Syarief Hasan juga mengingatkan pemerintah terkait rasio utang luar negeri terhadap Gross National Income (GNI) yang telah mencapai 38,64 persen. “PNB Indonesia berkisar Rp 15.779,7 triliun. Dengan Utang Luar Negeri mencapai Rp 6098,2 triliun berarti rasionya berkisar 38,64 persen. Kondisi ini menunjukkan pengelolaan utang Indonesia kurang baik. Indikator ini juga menunjukkan kemampuan membayar utang Indonesia semakin memburuk.”, tegas Syarief.

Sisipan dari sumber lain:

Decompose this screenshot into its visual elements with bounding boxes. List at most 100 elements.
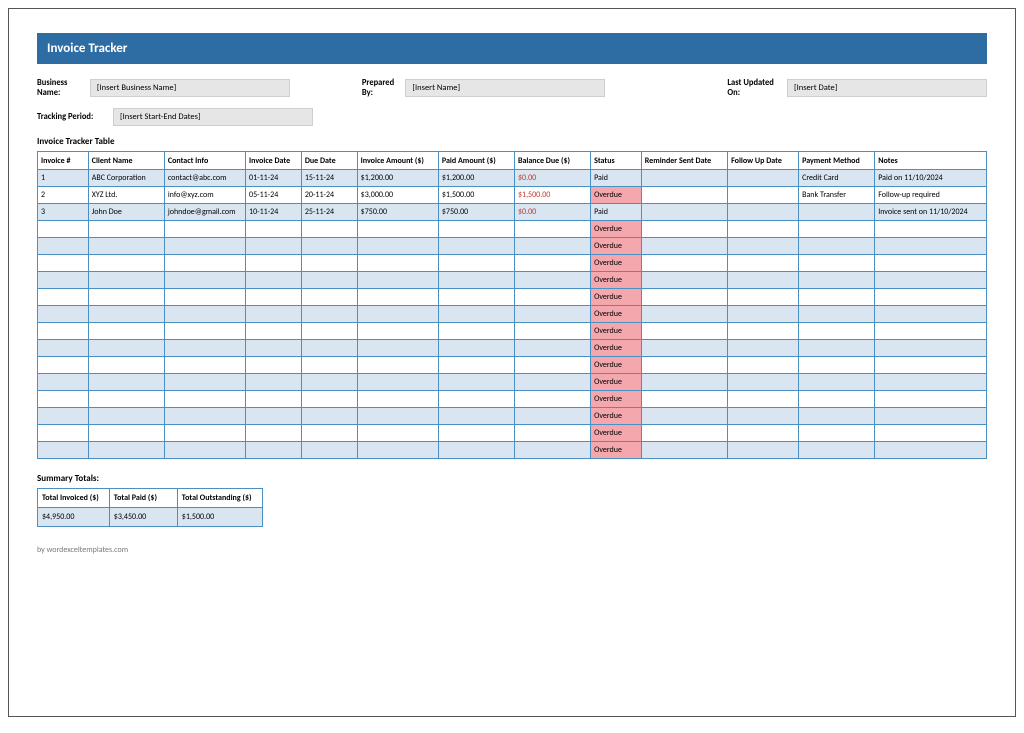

Ia juga menegaskan agar Pemerintah lebih berhati-hati dalam mengelola utang luar negeri. “Rasio utang Indonesia kemungkinan akan naik beberapa tahun mendatang akibat tekanan Pandemi Covid-19. Belanja pemerintah terus meningkat seiring dengan penyusutan penerimaan negara ditambah utang yang semakin membengkak,” jelas Syarief.
Syarief juga menilai alasan Pemerintah menerima pinjaman dari Australia tidak akan menyelesaikan persoalan utama Pandemi Covid-19. “Persoalan utama Pandemi Covid-19, baik kesehatan, ekonomi, maupun sosial bukan terletak pada persoalan dana, tetapi terletak pada persoalan manajemen penanggulangannya,” ungkap Syarief Hasan.
Ia menyebutkan bahwa selama ini, Pemerintah telah mengucurkan dana besar hingga Rp 800 triliun untuk menanggulangi Covid-19 namun tidak membuahkan hasil yang optimal. “Ekonomi Indonesia malah terkontraksi minus dan resesi pertama kali sejak tahun 1999 padahal sudah dikuncurkan dana besar. Ini membuktikan bahwa persoalannya ada pada manajemen penanganan Pandemi dan pengelolaan prioritas Anggaran,” tegas Syarief.
Ia ini menilai bahwa Pemerintah lebih banyak menganggarkan pemulihan ekonomi nasional pada sektor usaha besar, termasuk BUMN. Padahal, kunci penyelesaian persoalan ekonomi terletak pada UMKM dan Koperasi yang selama ini berkontribusi sebesar 63 persen terhadap PDB Indonesia dan menyerap 96 perse tenaga kerja Indonesia. “Pemerintah harus mengoptimalkan penguatan UMKM, koperasi, dan ekonomi grassroot apabila ingin menguatkan ekonomi. Sebab, merekalah tulang punggung ekonomi Indonesia,” tutup Syarief.